RECUEIL
Belfond
Parution le 3 octobre 2024
« Qu’est-ce qu’un Américain ? » Question qui appelle de multiples réponses avec ce recueil mêlant Histoire de l’Amérique et souvenirs personnels. D’autant plus d’actualité qu’il évoque en partie l’arrivée de Trump au pouvoir en 2016, alors que ce dernier vient d’être réélu pour un second mandat.
Comme beaucoup d’artistes, Douglas Kennedy a été particulièrement ébranlé par cette élection, et le romancier nous confie son « impression tenace que sa patrie fonce pleins gaz dans l’obscurité vers un précipice ». Beau programme ! L’écrivain n’est pas tendre avec son pays, traquant « nos névroses sous un vernis d’idéalisation » (névroses qu’il a lui-même expérimentées au sein de sa famille). Douglas Kennedy s’est intéressé très tôt, dès son adolescence, à l’actualité, et le « chaos passionnant que pouvait recéler le monde » l’a fasciné. Alors il observe. Compatriotes, famille, amis d’école (la prestigieuse Collegiate School à New York, même s’il est issu d’une famille modeste) et surtout de fac, où il a cultivé l’art subtil d’être impopulaire au milieu des fraternités (exemples typiques de conformité à l’américaine).
Quand il ne réside pas en France, sa patrie d’adoption, où il est probablement plus lu que dans son pays natal, il parcourt les USA pour aller à la rencontre des Américains. Il dépeint l’évolution du New York qu’il aime tant, son architecture, déplorant au passage « le vandalisme architectural infligé au New York d’après-guerre ». Il ne méprise pourtant pas l’avant-garde et rend hommage au jazz qui demeure sa grande passion (auquel il consacre d’ailleurs un résumé historique en accéléré), ainsi que l’expressionnisme abstrait, les Beats… Changement d’ambiance lorsqu’il va visiter l’Amérique intérieure, celle qui a, sans surprise, voté pour Trump. Kansas, Wyoming, Texas, des états attachés aux libertés individuelles à l’image d’Amarillo, petite ville de province où le port d’arme apparent est autorisé. L’occasion d’évoquer la fameuse Frontière américaine, à l’origine d’un autre mythe, celui du Self Made Man.
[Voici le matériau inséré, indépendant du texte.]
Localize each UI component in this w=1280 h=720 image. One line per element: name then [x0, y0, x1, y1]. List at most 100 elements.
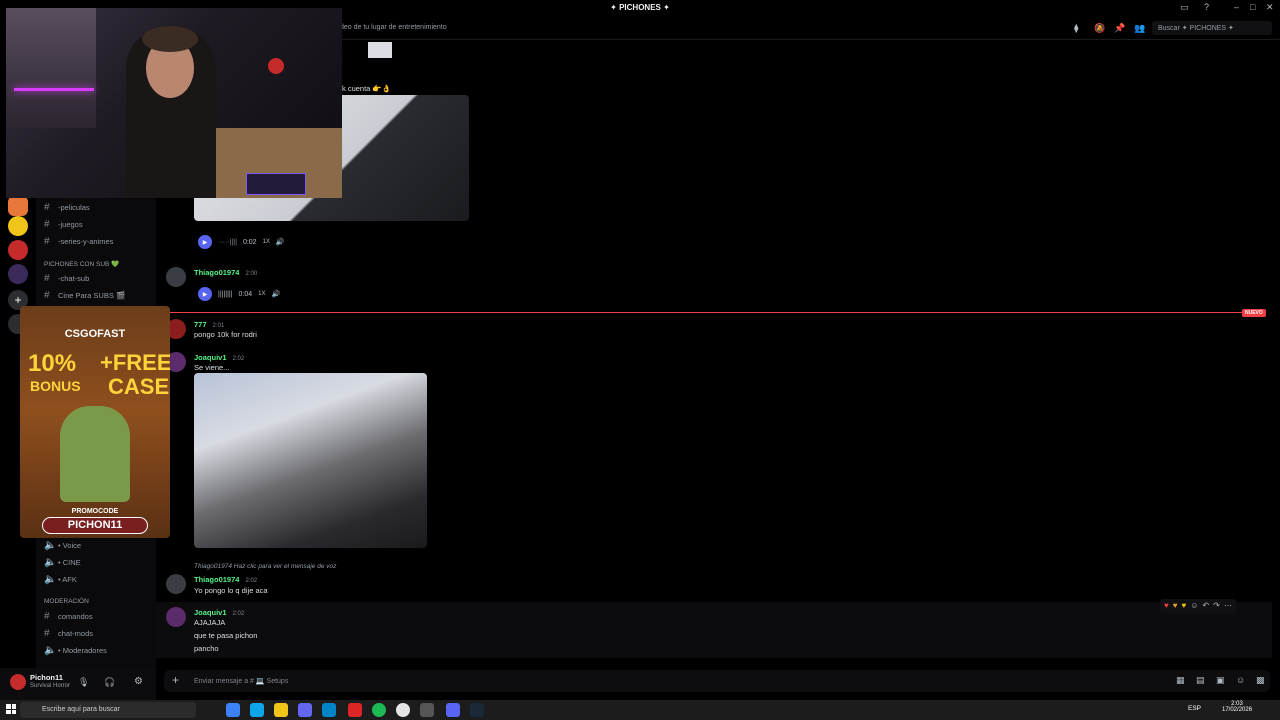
message-actions: ♥ ♥ ♥ ☺ ↶ ↷ ⋯ — [1160, 599, 1236, 613]
channel-label: -juegos — [58, 219, 83, 229]
message-author[interactable]: Joaquiv1 2:02 — [194, 353, 244, 362]
microphone-icon — [268, 58, 284, 74]
edge-icon[interactable] — [250, 703, 264, 717]
apps-icon[interactable]: ▩ — [1256, 675, 1265, 686]
channel-chat-mods[interactable]: # chat-mods — [44, 626, 93, 640]
category-moderacion[interactable]: MODERACIÓN — [44, 598, 89, 605]
speaker-icon: 🔈 — [44, 556, 57, 568]
hash-icon: # — [44, 627, 50, 639]
inbox-icon[interactable]: ▭ — [1180, 2, 1189, 13]
play-icon[interactable]: ▶ — [198, 235, 212, 249]
hash-icon: # — [44, 289, 50, 301]
avatar[interactable] — [10, 674, 26, 690]
voice-channel-afk[interactable]: 🔈 • AFK — [44, 572, 77, 586]
voice-channel-moderadores[interactable]: 🔈 • Moderadores — [44, 643, 107, 657]
members-icon[interactable]: 👥 — [1134, 23, 1145, 34]
gif-icon[interactable]: ▤ — [1196, 675, 1205, 686]
sponsor-overlay: CSGOFAST 10% BONUS +FREE CASE PROMOCODE … — [20, 306, 170, 538]
channel-peliculas[interactable]: # -peliculas — [44, 200, 90, 214]
avatar[interactable] — [166, 607, 186, 627]
message-timestamp: 2:01 — [212, 323, 225, 329]
message-author[interactable]: Thiago01974 2:00 — [194, 268, 257, 277]
obs-icon[interactable] — [396, 703, 410, 717]
voice-channel-voice[interactable]: 🔈 • Voice — [44, 538, 81, 552]
channel-series[interactable]: # -series-y-animes — [44, 234, 113, 248]
add-reaction-icon[interactable]: ☺ — [1190, 601, 1198, 611]
ad-free-label: +FREE — [100, 350, 170, 375]
speed-button[interactable]: 1X — [258, 291, 265, 297]
app-icon[interactable] — [348, 703, 362, 717]
minimize-icon[interactable]: – — [1234, 2, 1239, 12]
volume-icon[interactable]: 🔊 — [272, 290, 281, 298]
gift-icon[interactable]: ▦ — [1176, 675, 1185, 686]
server-icon[interactable] — [8, 196, 28, 216]
taskbar-search-input[interactable]: Escribe aquí para buscar — [20, 702, 196, 718]
message-author[interactable]: Thiago01974 2:02 — [194, 575, 257, 584]
ad-character — [60, 406, 130, 502]
language-indicator[interactable]: ESP — [1188, 705, 1201, 712]
author-name: Joaquiv1 — [194, 353, 227, 362]
avatar[interactable] — [166, 267, 186, 287]
mail-icon[interactable] — [322, 703, 336, 717]
close-icon[interactable]: ✕ — [1266, 2, 1274, 13]
maximize-icon[interactable]: □ — [1250, 2, 1255, 12]
clock[interactable]: 2:03 17/02/2026 — [1222, 701, 1252, 713]
message-author[interactable]: Joaquiv1 2:02 — [194, 608, 244, 617]
voice-channel-cine[interactable]: 🔈 • CINE — [44, 555, 81, 569]
channel-juegos[interactable]: # -juegos — [44, 217, 83, 231]
threads-icon[interactable]: ⧫ — [1074, 23, 1078, 34]
ad-bonus-percent: 10% — [28, 350, 77, 377]
pin-icon[interactable]: 📌 — [1114, 23, 1125, 34]
spotify-icon[interactable] — [372, 703, 386, 717]
server-icon[interactable] — [8, 216, 28, 236]
message-author[interactable]: 777 2:01 — [194, 320, 224, 329]
led-strip — [14, 88, 94, 91]
voice-message: ▶ |||||||| 0:04 1X 🔊 — [198, 285, 280, 303]
background-shelf — [6, 8, 96, 128]
channel-label: -chat-sub — [58, 273, 90, 283]
speed-button[interactable]: 1X — [263, 239, 270, 245]
message-input[interactable]: Enviar mensaje a # 💻 Setups — [194, 677, 288, 685]
avatar[interactable] — [166, 574, 186, 594]
headphones-icon[interactable]: 🎧 — [104, 677, 115, 688]
reply-icon[interactable]: ↶ — [1202, 601, 1209, 611]
server-icon[interactable] — [8, 240, 28, 260]
search-input[interactable]: Buscar ✦ PICHONES ✦ — [1152, 21, 1272, 35]
category-sub[interactable]: PICHONES CON SUB 💚 — [44, 260, 119, 268]
emoji-icon[interactable]: ☺ — [1236, 675, 1245, 685]
app-icon[interactable] — [420, 703, 434, 717]
server-icon[interactable] — [8, 264, 28, 284]
app-icon[interactable] — [226, 703, 240, 717]
windows-start-icon[interactable] — [6, 704, 16, 714]
heart-reaction-icon[interactable]: ♥ — [1173, 601, 1178, 611]
mute-icon[interactable]: 🔕 — [1094, 23, 1105, 34]
message-text: pongo 10k for rodri — [194, 330, 257, 339]
help-icon[interactable]: ? — [1204, 2, 1209, 12]
settings-icon[interactable]: ⚙ — [134, 676, 143, 687]
more-icon[interactable]: ⋯ — [1224, 601, 1232, 611]
play-icon[interactable]: ▶ — [198, 287, 212, 301]
image-attachment[interactable] — [194, 373, 427, 548]
discord-icon[interactable] — [446, 703, 460, 717]
plus-icon[interactable]: + — [172, 673, 179, 687]
steam-icon[interactable] — [470, 703, 484, 717]
image-attachment[interactable] — [368, 42, 392, 58]
sticker-icon[interactable]: ▣ — [1216, 675, 1225, 686]
taskbar: Escribe aquí para buscar ESP 2:03 17/02/… — [0, 700, 1280, 720]
hovered-message[interactable] — [156, 602, 1272, 658]
forward-icon[interactable]: ↷ — [1213, 601, 1220, 611]
reply-reference[interactable]: Thiago01974 Haz clic para ver el mensaje… — [194, 563, 336, 570]
new-messages-divider — [166, 312, 1266, 313]
message-text: AJAJAJA — [194, 618, 226, 627]
channel-chat-sub[interactable]: # -chat-sub — [44, 271, 89, 285]
hash-icon: # — [44, 235, 50, 247]
store-icon[interactable] — [298, 703, 312, 717]
channel-cine-subs[interactable]: # Cine Para SUBS 🎬 — [44, 288, 125, 302]
file-explorer-icon[interactable] — [274, 703, 288, 717]
microphone-icon[interactable]: 🎙 — [78, 677, 89, 688]
volume-icon[interactable]: 🔊 — [276, 238, 285, 246]
channel-comandos[interactable]: # comandos — [44, 609, 93, 623]
webcam-overlay — [6, 8, 342, 198]
heart-reaction-icon[interactable]: ♥ — [1182, 601, 1187, 611]
heart-reaction-icon[interactable]: ♥ — [1164, 601, 1169, 611]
L’Amérique religieuse aussi est abordée, avec ses télévangélistes surgis à la fin des années 80, belle remontada des origines puritaines des pionniers. La religion et ses liens étroits avec l’argent, « le principe reaganien selon lequel la richesse matérielle était une forme de piété ». Un ouvrage qui permet de comprendre un peu mieux les tensions tiraillant aujourd’hui la société américaine.